Daher ist Vorausplanung wichtig: Mutterschaftsleistungen einer VVG schliesst man idealerweise vor Beginn der Schwangerschaft ab, oft mehrere Monate im Voraus, wegen der vertraglich vorgesehenen Wartefristen. Wenn Sie bereits eine Zusatzversicherung haben, lesen Sie die Bedingungen erneut: Spitaldeckung, Hebammenleistungen über die gesetzliche Basis hinaus, Vorbereitungskurse. Es gilt, sowohl Unterdeckung als auch Überversicherung gegenüber Ihren realen Erwartungen zu vermeiden.

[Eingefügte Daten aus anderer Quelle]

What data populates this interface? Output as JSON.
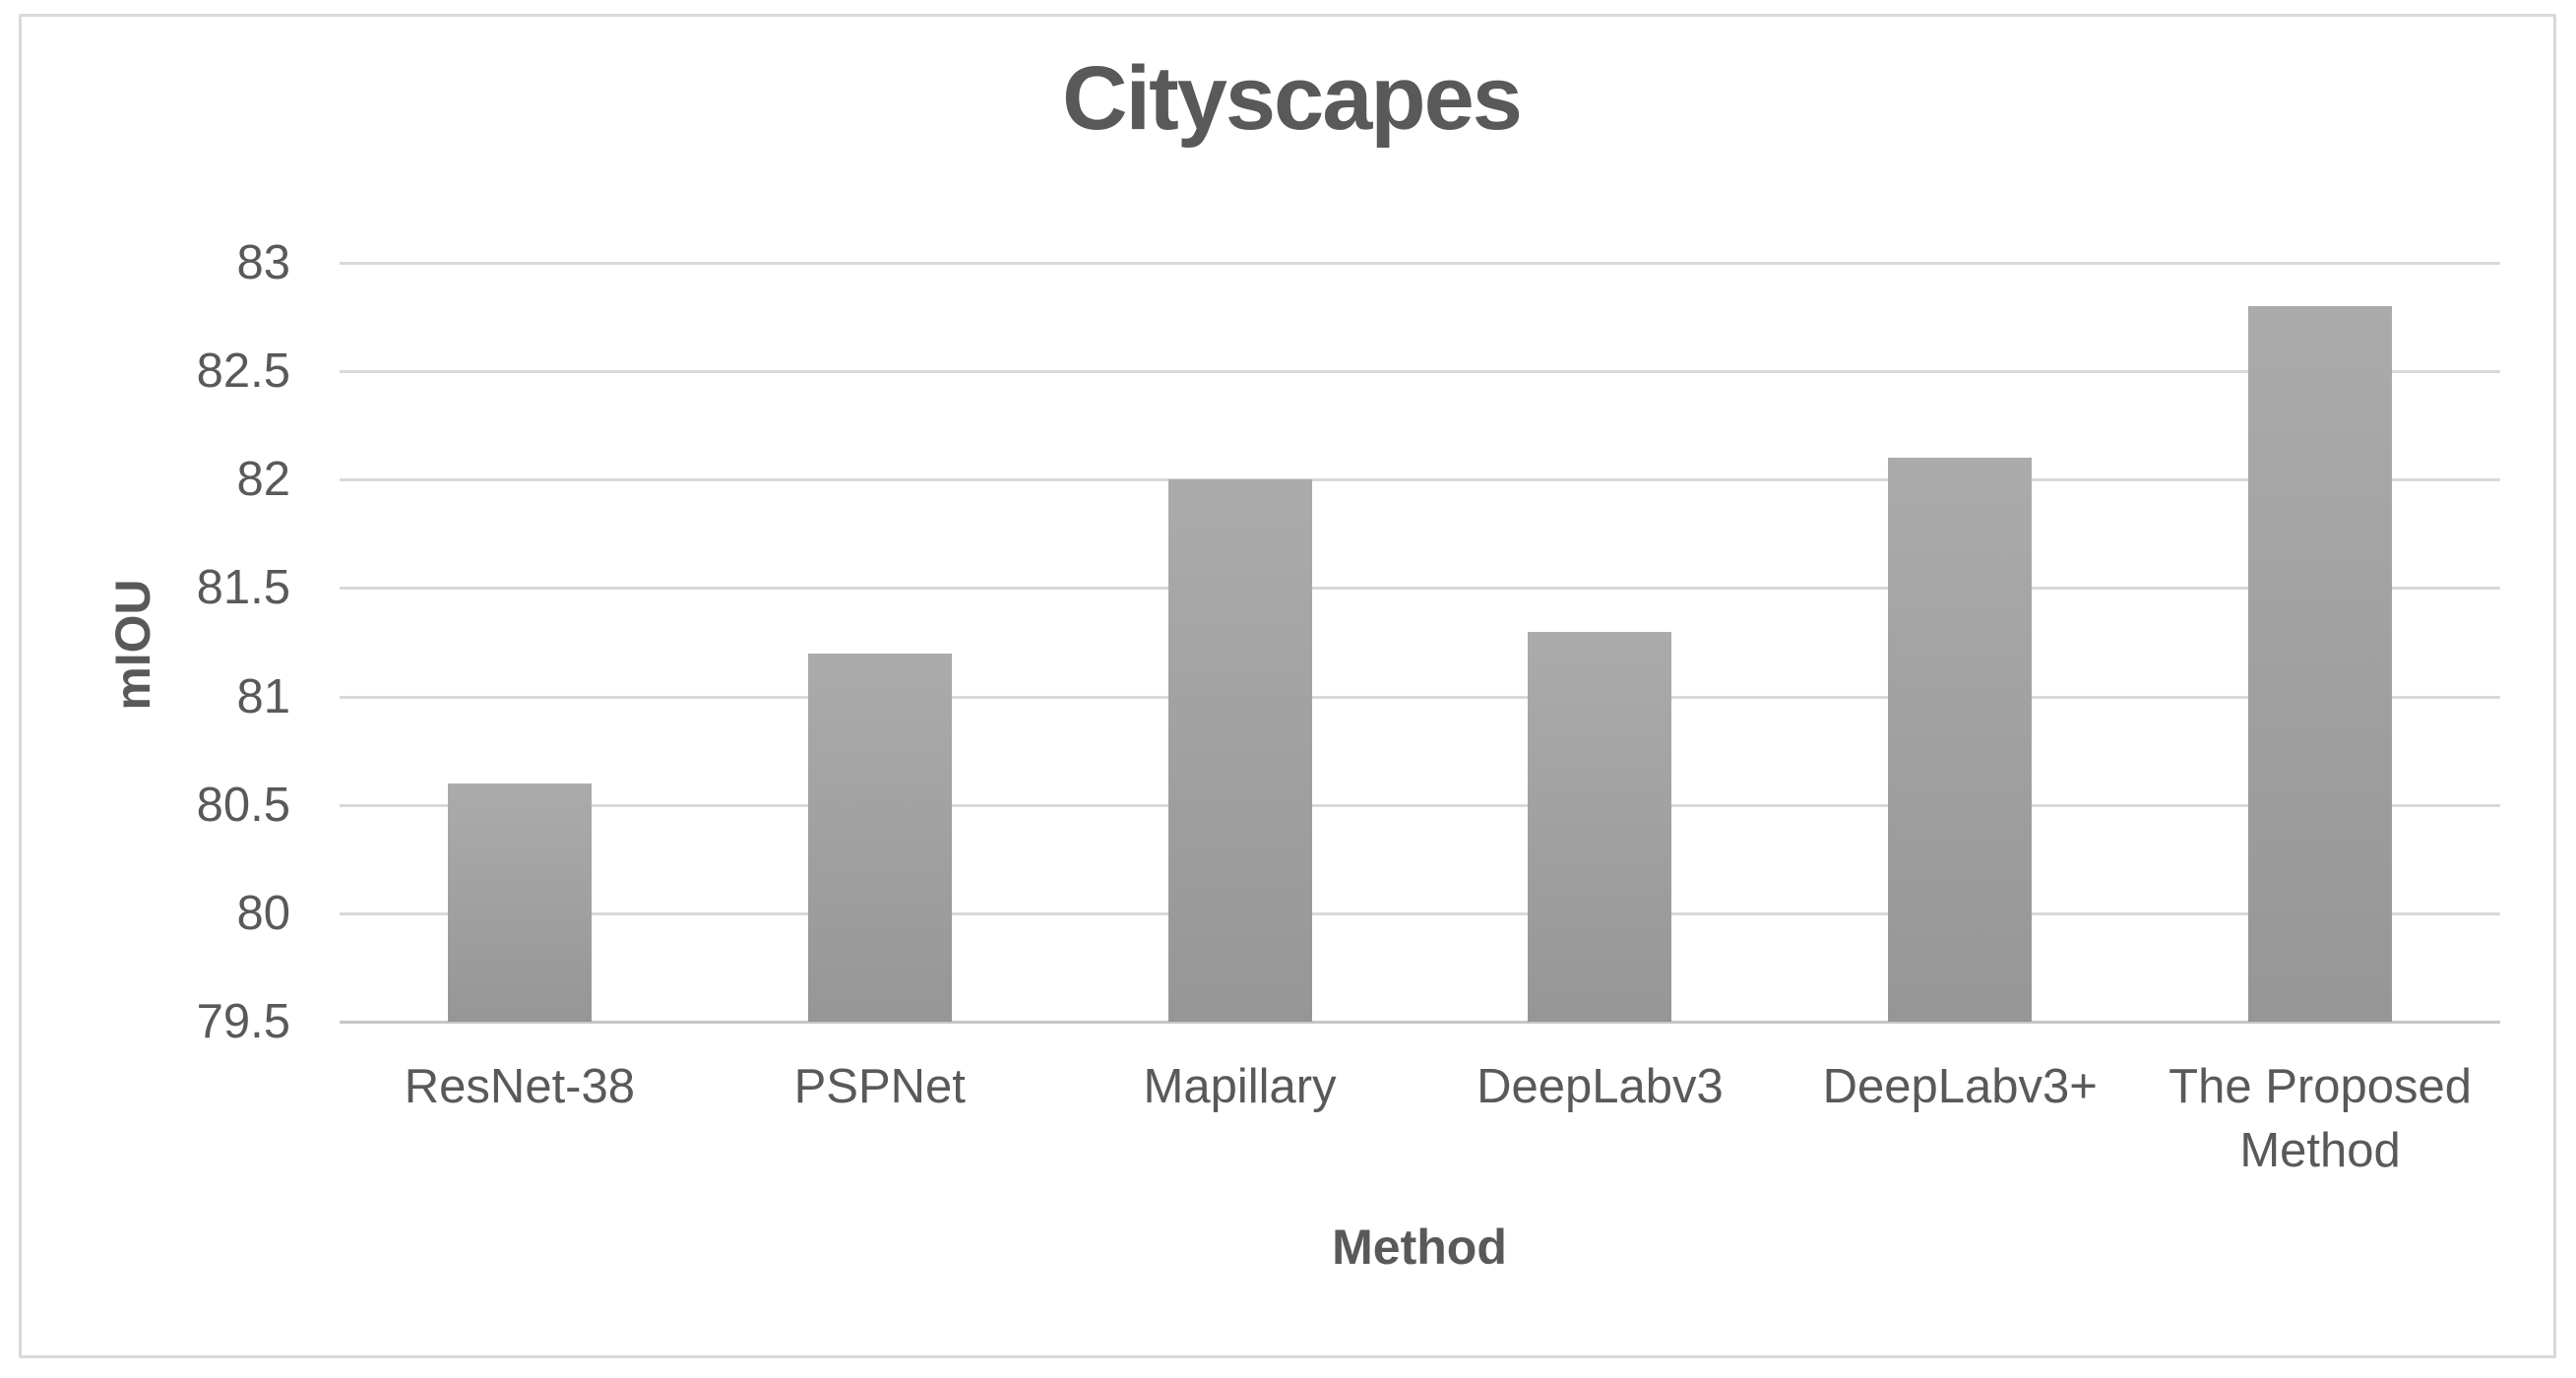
{
  "chart_data": {
    "type": "bar",
    "title": "Cityscapes",
    "xlabel": "Method",
    "ylabel": "mIOU",
    "categories": [
      "ResNet-38",
      "PSPNet",
      "Mapillary",
      "DeepLabv3",
      "DeepLabv3+",
      "The Proposed Method"
    ],
    "values": [
      80.6,
      81.2,
      82.0,
      81.3,
      82.1,
      82.8
    ],
    "ylim": [
      79.5,
      83
    ],
    "yticks": [
      83,
      82.5,
      82,
      81.5,
      81,
      80.5,
      80,
      79.5
    ],
    "ytick_step": 0.5,
    "grid": true,
    "legend": "none",
    "bar_single_series": true
  },
  "colors": {
    "bar_top": "#ababab",
    "bar_bottom": "#969696",
    "gridline": "#d9d9d9",
    "axis_line": "#c6c6c6",
    "text": "#595959",
    "chart_border": "#d9d9d9",
    "background": "#ffffff"
  }
}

Fristen und Kündigungsrecht beachten

Für die Grundversicherung gilt die zentrale Frist des 30. November: Eine gültig auf dieses Datum erklärte Kündigung wird auf den folgenden 1. Januar wirksam, die übliche Kündigungsfrist beträgt einen Monat. Bei einer von der Kasse mitgeteilten Prämienerhöhung erlaubt ein ausserordentliches Kündigungsrecht den Wechsel auch ausserhalb des ordentlichen Kalenders, unter Einhaltung der angegebenen Frist. Ein alternatives Modell (Hausarzt, Telemedizin, Ärztenetz) kann die Prämie senken, ohne den Leistungskatalog zu verändern.

Planen Sie diese Schritte rund um Ihren errechneten Geburtstermin. Ziel: keinen Versicherungsschutz in einer sensiblen Phase verlieren und die Befreiung vom Selbstbehalt bei Mutterschaft voll nutzen. Die VVG-Zusatzversicherung folgt eigenen vertraglichen Fristen, die oft vom 30. November abweichen; lesen Sie Ihre allgemeinen Bedingungen und versenden Sie jede Kündigung schriftlich mit Sendenachweis, um jeden Wechsel abzusichern.

Häufige Fragen

Ist die Mutterschaft wirklich ohne Franchise und Selbstbehalt gedeckt?

Ja. Das KVG sieht vor, dass die gesetzlich definierten spezifischen Mutterschaftsleistungen ohne Kostenbeteiligung übernommen werden: weder Franchise noch Selbstbehalt für diese Behandlungen. Dazu zählen insbesondere Schwangerschaftskontrollen, die Entbindung und Leistungen der Hebamme. Klären Sie den genauen Umfang der betroffenen Leistungen mit Ihrer Kasse ab.

Muss ich meine Franchise senken, weil ich schwanger bin?

Nicht automatisch. Da Mutterschaftsleistungen von der Beteiligung befreit sind, bringt eine tiefe Franchise dort keinen Vorteil. Die Abwägung betrifft die nicht mutterschaftsbezogenen Leistungen, die Sie erwarten. Vergleichen Sie den Prämienaufschlag einer tiefen Franchise mit der eingesparten Beteiligung bei Ihren ordentlichen Leistungen, gemäss Ihrer realen Situation.

Kann ich als Schwangere noch eine Mutterschaftszusatzversicherung abschliessen?

Das ist oft schwierig. Bei der VVG besteht keine Aufnahmepflicht: Der Versicherer darf Gesundheitsfragen stellen, Vorbehalte anbringen oder ablehnen. Eine bereits gemeldete Schwangerschaft senkt die Chancen auf eine Mutterschaftsdeckung stark. Idealerweise schliesst man diese Leistungen vor Beginn der Schwangerschaft ab, unter Berücksichtigung der vertraglichen Wartefristen.